WebspaceWorks Resources
In Cascading Stylesheets
- Take control of spacings in your stylesheets
- Cross-browser CSS, filters & hacks
Take control of spacings in your stylesheets
No two browsers will render CSS identically. Many of the most troublesome differences will be down to browser bugs and it is common knowledge that the vast majority of these are found in Internet Explorer.
Some of the differences however are not caused by bugs at all, or even general browser screwiness… and are much easier to deal with because of this.
Browser default styles
All browsers have a set of default rendering styles (their default stylesheet) that tell them how to render html if there is no site or user stylesheet present. While these default styles are generally similar to each other, differences across the browser families do exist, and will give rise to rendering differences if they are not addressed in any stylesheet applied to the site.
There are two routes to a solution to these differences:
- Addressing the symptoms: Applying style fixes through browser hacks in those rules where cross-browser rendering differences are seen to occur.
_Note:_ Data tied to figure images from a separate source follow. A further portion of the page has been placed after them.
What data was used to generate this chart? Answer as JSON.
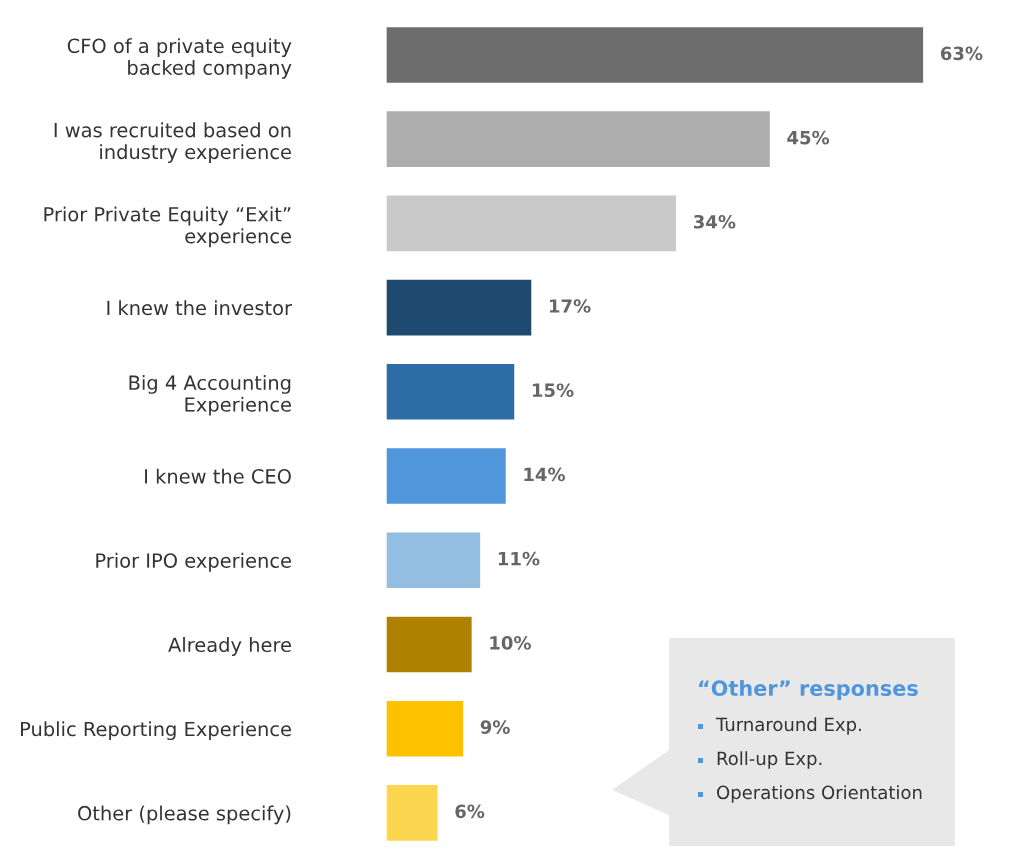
{
  "chart_data": {
    "type": "bar",
    "orientation": "horizontal",
    "tick_labels": "y",
    "categories": [
      "CFO of a private equity\nbacked company",
      "I was recruited based on\nindustry experience",
      "Prior Private Equity “Exit”\nexperience",
      "I knew the investor",
      "Big 4 Accounting\nExperience",
      "I knew the CEO",
      "Prior IPO experience",
      "Already here",
      "Public Reporting Experience",
      "Other (please specify)"
    ],
    "values": [
      63,
      45,
      34,
      17,
      15,
      14,
      11,
      10,
      9,
      6
    ],
    "colors": [
      "#6d6d6d",
      "#adadad",
      "#c9c9c9",
      "#1f4a70",
      "#2e6ca6",
      "#4f96db",
      "#94bde2",
      "#ae8200",
      "#fcc200",
      "#fdd650"
    ],
    "value_labels": [
      "63%",
      "45%",
      "34%",
      "17%",
      "15%",
      "14%",
      "11%",
      "10%",
      "9%",
      "6%"
    ],
    "annotations": [
      "“Other” responses",
      "Turnaround Exp.",
      "Roll-up Exp.",
      "Operations Orientation"
    ]
  }
}
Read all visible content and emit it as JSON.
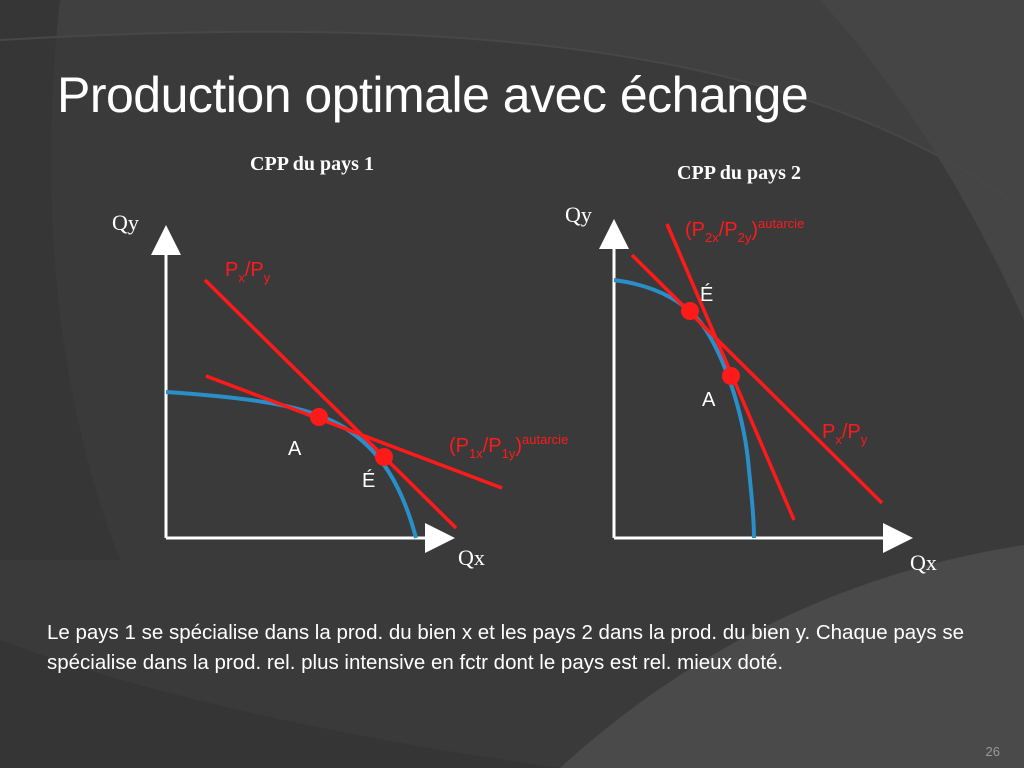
{
  "slide": {
    "title": "Production optimale avec échange",
    "caption": "Le pays 1 se spécialise dans la prod. du bien x et les pays 2 dans la prod. du bien y. Chaque pays se spécialise dans la prod. rel. plus intensive en fctr dont le pays est rel. mieux doté.",
    "page_number": "26"
  },
  "colors": {
    "background": "#3b3b3b",
    "text": "#ffffff",
    "price_line": "#ff1a1a",
    "ppf_curve": "#2a8fc9",
    "point": "#ff1a1a"
  },
  "diagram1": {
    "title": "CPP du pays 1",
    "y_axis_label": "Qy",
    "x_axis_label": "Qx",
    "world_price": {
      "main": "P",
      "sub1": "x",
      "sep": "/P",
      "sub2": "y"
    },
    "autarky_price": {
      "open": "(P",
      "sub1": "1x",
      "sep": "/P",
      "sub2": "1y",
      "close": ")",
      "sup": "autarcie"
    },
    "point_a_label": "A",
    "point_e_label": "É"
  },
  "diagram2": {
    "title": "CPP du pays 2",
    "y_axis_label": "Qy",
    "x_axis_label": "Qx",
    "world_price": {
      "main": "P",
      "sub1": "x",
      "sep": "/P",
      "sub2": "y"
    },
    "autarky_price": {
      "open": "(P",
      "sub1": "2x",
      "sep": "/P",
      "sub2": "2y",
      "close": ")",
      "sup": "autarcie"
    },
    "point_a_label": "A",
    "point_e_label": "É"
  }
}
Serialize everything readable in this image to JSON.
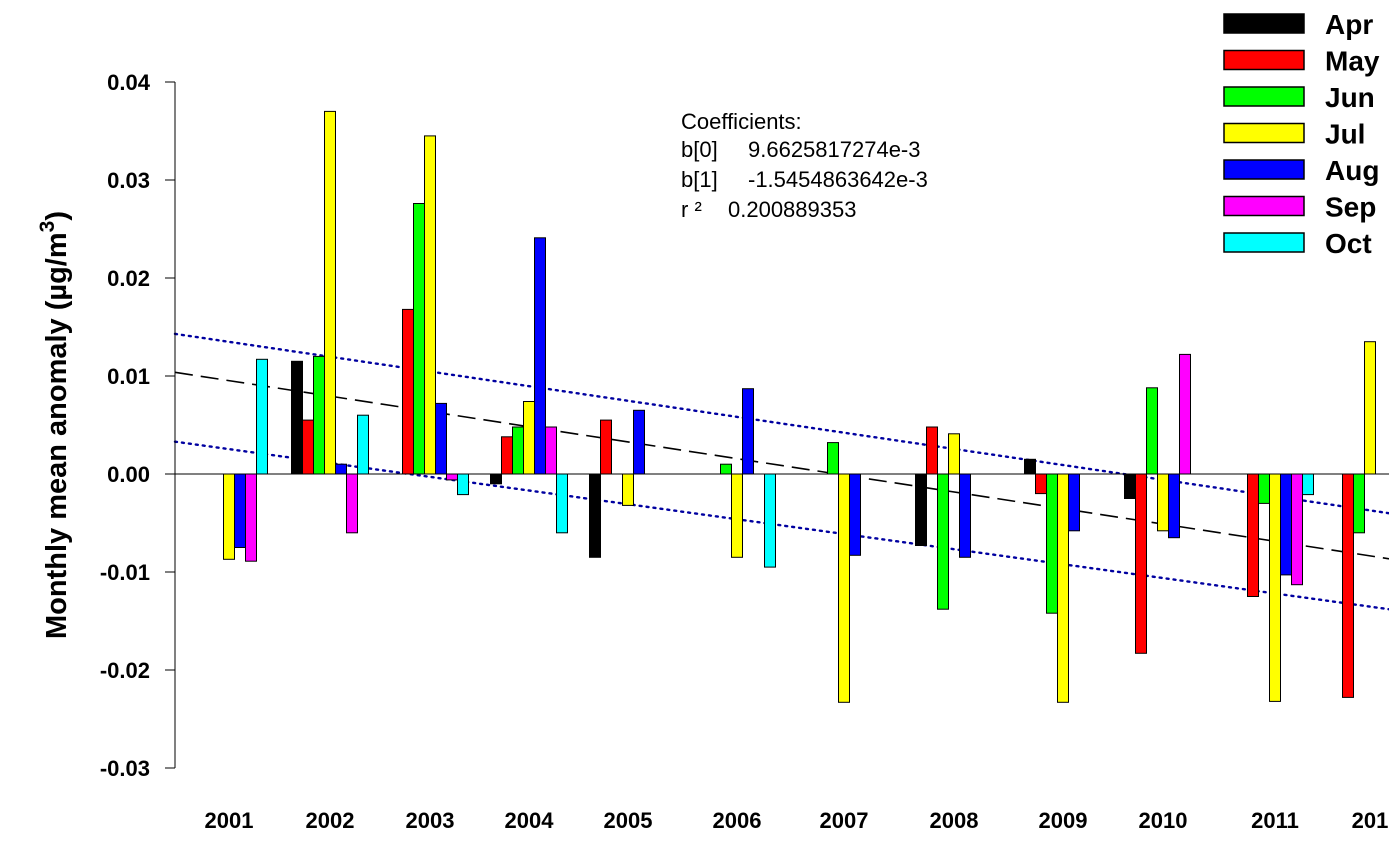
{
  "chart_data": {
    "type": "bar",
    "ylabel": "Monthly mean anomaly (µg/m³)",
    "ylabel_main": "Monthly mean anomaly (µg/m",
    "ylabel_sup": "3",
    "ylabel_close": ")",
    "ylim": [
      -0.03,
      0.04
    ],
    "yticks": [
      -0.03,
      -0.02,
      -0.01,
      0.0,
      0.01,
      0.02,
      0.03,
      0.04
    ],
    "ytick_labels": [
      "-0.03",
      "-0.02",
      "-0.01",
      "0.00",
      "0.01",
      "0.02",
      "0.03",
      "0.04"
    ],
    "categories": [
      "2001",
      "2002",
      "2003",
      "2004",
      "2005",
      "2006",
      "2007",
      "2008",
      "2009",
      "2010",
      "2011",
      "201"
    ],
    "legend_position": "top-right",
    "series": [
      {
        "name": "Apr",
        "color": "#000000",
        "values": [
          null,
          0.0115,
          null,
          -0.001,
          -0.0085,
          null,
          null,
          -0.0073,
          0.0015,
          -0.0025,
          null,
          null
        ]
      },
      {
        "name": "May",
        "color": "#ff0000",
        "values": [
          null,
          0.0055,
          0.0168,
          0.0038,
          0.0055,
          null,
          null,
          0.0048,
          -0.002,
          -0.0183,
          -0.0125,
          -0.0228
        ]
      },
      {
        "name": "Jun",
        "color": "#00ff00",
        "values": [
          null,
          0.012,
          0.0276,
          0.0048,
          null,
          0.001,
          0.0032,
          -0.0138,
          -0.0142,
          0.0088,
          -0.003,
          -0.006
        ]
      },
      {
        "name": "Jul",
        "color": "#ffff00",
        "values": [
          -0.0087,
          0.037,
          0.0345,
          0.0074,
          -0.0032,
          -0.0085,
          -0.0233,
          0.0041,
          -0.0233,
          -0.0058,
          -0.0232,
          0.0135
        ]
      },
      {
        "name": "Aug",
        "color": "#0000ff",
        "values": [
          -0.0075,
          0.001,
          0.0072,
          0.0241,
          0.0065,
          0.0087,
          -0.0083,
          -0.0085,
          -0.0058,
          -0.0065,
          -0.0103,
          null
        ]
      },
      {
        "name": "Sep",
        "color": "#ff00ff",
        "values": [
          -0.0089,
          -0.006,
          -0.0006,
          0.0048,
          null,
          null,
          null,
          null,
          null,
          0.0122,
          -0.0113,
          null
        ]
      },
      {
        "name": "Oct",
        "color": "#00ffff",
        "values": [
          0.0117,
          0.006,
          -0.0021,
          -0.006,
          null,
          -0.0095,
          null,
          null,
          null,
          null,
          -0.0021,
          null
        ]
      }
    ],
    "regression": {
      "b0": 0.0096625817274,
      "b1": -0.0015454863642,
      "upper": [
        0.0143,
        -0.004
      ],
      "lower": [
        0.0033,
        -0.0138
      ]
    },
    "annotation": {
      "title": "Coefficients:",
      "b0_label": "b[0]",
      "b0_value": "9.6625817274e-3",
      "b1_label": "b[1]",
      "b1_value": "-1.5454863642e-3",
      "r2_label": "r ²",
      "r2_value": "0.200889353"
    }
  }
}
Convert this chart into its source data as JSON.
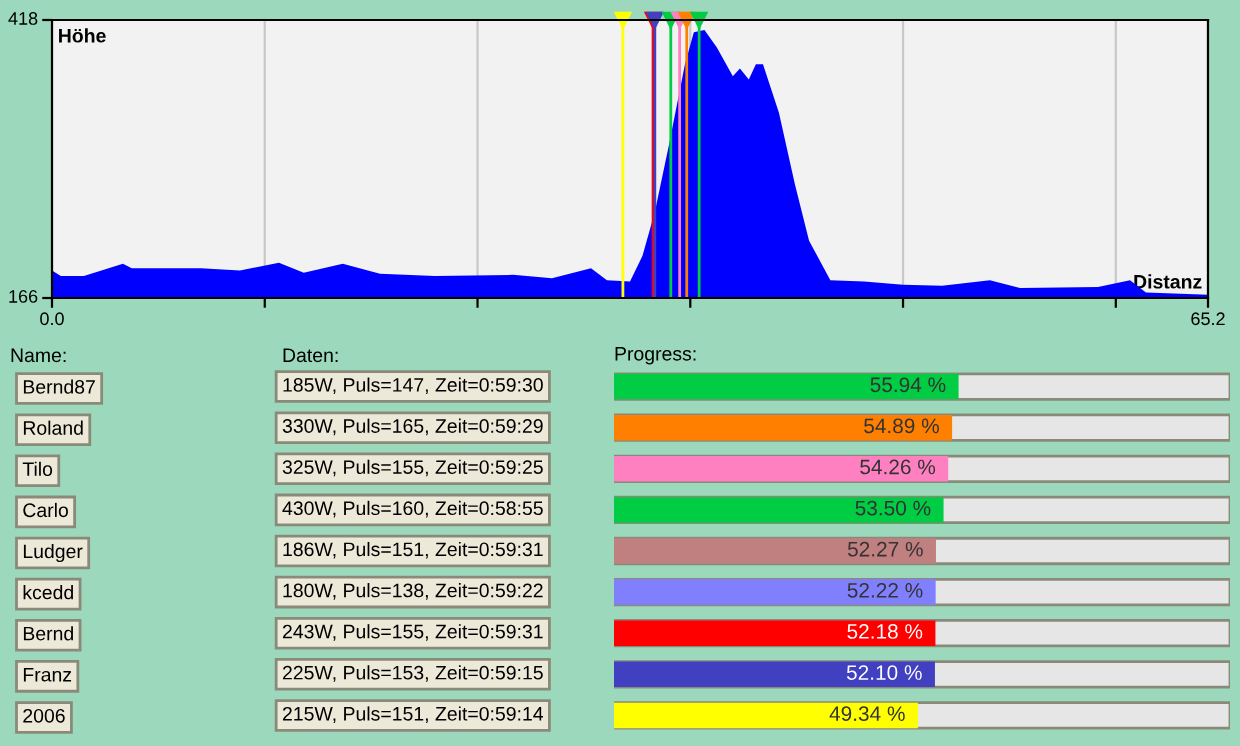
{
  "chart_data": [
    {
      "type": "area",
      "ylabel": "Höhe",
      "xlabel": "Distanz",
      "color": "#0000ff",
      "x": [
        0,
        0.5,
        1.8,
        4.0,
        4.5,
        6.2,
        8.4,
        10.6,
        12.8,
        14.2,
        16.4,
        18.5,
        21.6,
        26.0,
        28.2,
        30.4,
        31.3,
        32.6,
        33.3,
        34.0,
        34.8,
        35.7,
        36.2,
        36.8,
        37.5,
        38.4,
        38.8,
        39.3,
        39.7,
        40.1,
        41.0,
        41.9,
        42.7,
        43.9,
        45.8,
        48.0,
        50.2,
        52.9,
        54.6,
        59.0,
        60.8,
        61.7,
        65.2
      ],
      "values": [
        191,
        186,
        186,
        197,
        193,
        193,
        193,
        191,
        198,
        189,
        197,
        188,
        186,
        187,
        184,
        193,
        182,
        181,
        204,
        244,
        305,
        378,
        407,
        409,
        393,
        367,
        374,
        364,
        378,
        378,
        334,
        269,
        218,
        182,
        181,
        178,
        177,
        182,
        175,
        176,
        182,
        171,
        169
      ],
      "xlim": [
        0,
        65.2
      ],
      "ylim": [
        166,
        418
      ],
      "xticks": [
        {
          "value": 0,
          "label": "0.0"
        },
        {
          "value": 12,
          "label": null
        },
        {
          "value": 24,
          "label": null
        },
        {
          "value": 36,
          "label": null
        },
        {
          "value": 48,
          "label": null
        },
        {
          "value": 60,
          "label": null
        },
        65.2
      ],
      "yticks": [
        166,
        418
      ],
      "grid": "x",
      "ref_lines": [
        {
          "axis": "x",
          "value": 32.2,
          "color": "#ffff00"
        },
        {
          "axis": "x",
          "value": 33.9,
          "color": "#ff0000"
        },
        {
          "axis": "x",
          "value": 34.0,
          "color": "#4040c0"
        },
        {
          "axis": "x",
          "value": 34.9,
          "color": "#00cc44"
        },
        {
          "axis": "x",
          "value": 35.4,
          "color": "#ff80c0"
        },
        {
          "axis": "x",
          "value": 35.8,
          "color": "#ff8000"
        },
        {
          "axis": "x",
          "value": 36.5,
          "color": "#00cc44"
        }
      ]
    },
    {
      "type": "bar",
      "orientation": "horizontal",
      "title": "Progress:",
      "ylabel": "Name:",
      "categories": [
        "Bernd87",
        "Roland",
        "Tilo",
        "Carlo",
        "Ludger",
        "kcedd",
        "Bernd",
        "Franz",
        "2006"
      ],
      "values": [
        55.94,
        54.89,
        54.26,
        53.5,
        52.27,
        52.22,
        52.18,
        52.1,
        49.34
      ],
      "value_labels": [
        "55.94 %",
        "54.89 %",
        "54.26 %",
        "53.50 %",
        "52.27 %",
        "52.22 %",
        "52.18 %",
        "52.10 %",
        "49.34 %"
      ],
      "colors": [
        "#00cc44",
        "#ff8000",
        "#ff80c0",
        "#00cc44",
        "#c08080",
        "#8080ff",
        "#ff0000",
        "#4040c0",
        "#ffff00"
      ],
      "xlim": [
        0,
        100
      ],
      "tick_labels": "y",
      "annotations": [
        "Daten:",
        "185W, Puls=147, Zeit=0:59:30",
        "330W, Puls=165, Zeit=0:59:29",
        "325W, Puls=155, Zeit=0:59:25",
        "430W, Puls=160, Zeit=0:58:55",
        "186W, Puls=151, Zeit=0:59:31",
        "180W, Puls=138, Zeit=0:59:22",
        "243W, Puls=155, Zeit=0:59:31",
        "225W, Puls=153, Zeit=0:59:15",
        "215W, Puls=151, Zeit=0:59:14"
      ]
    }
  ]
}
- Addressing the cause: Negate the effects of the default stylesheet by introducing a standard (clean) starting point which all subsequent styles fall back on
Addressing symptoms of rendering differences
Symptoms of problems are seen in the rendered elements on a page. Fixing the styling of the affected elements may therefore feel like the most surgically precise solution, but such an approach can create more problems than it fixes and can get out of control very quickly. It will usually lead to an unwelcome and potentially heavy dependence upon browser hacks in order to achieve visually correct rendering, and an unnecessarily bloated and complex stylesheet as a result.
The increased complexity also leads to increased fragility if there should ever be a future need to make changes to the stylesheet.
Removing the cause of rendering differences
CSS-based website development is less focused on the isolated elements that make up the page, taking instead a global view of the document as a whole and how elements structurally relate to each other within it. Inner elements will inherit styles from their containers if there is no local value to provide an override.
Fixing differences that arise from a browser’s default stylesheet is therefore a simple matter of providing suitable global override style rules at the top of the site stylesheet, essentially establishing a clean starting point that is then common to all browsers visiting the site.
This approach serves to keep stylesheets small, simple and more robust to changes.
Standardising padding and margins
Padding and margins are probably the one area that causes most problems of this nature. They’re not the only ones, but they are among the most noticable. They are easily fixed with a single simple rule:
* {padding: 0; margin: 0;}
This needs to be the very first rule of the stylesheet, all else follows from this. The values don’t have to be zero, but it is the easiest one to deal with in subsequent rules in the stylesheet.
Both Tantek Celik (undohtml.css) and Eric Meyer (“Really undoing html.css” and “Fractionally restoring html.css”) have also written on this, and should be referred to for a more complete presentation of the possibilities and the pitfalls.
The above is though a bare and practical minimum. It will put you in full control of these spacings throughout any website where it is used, achieving much greater rendering consistency, without the need to unnecessarily add browser hacks to your code.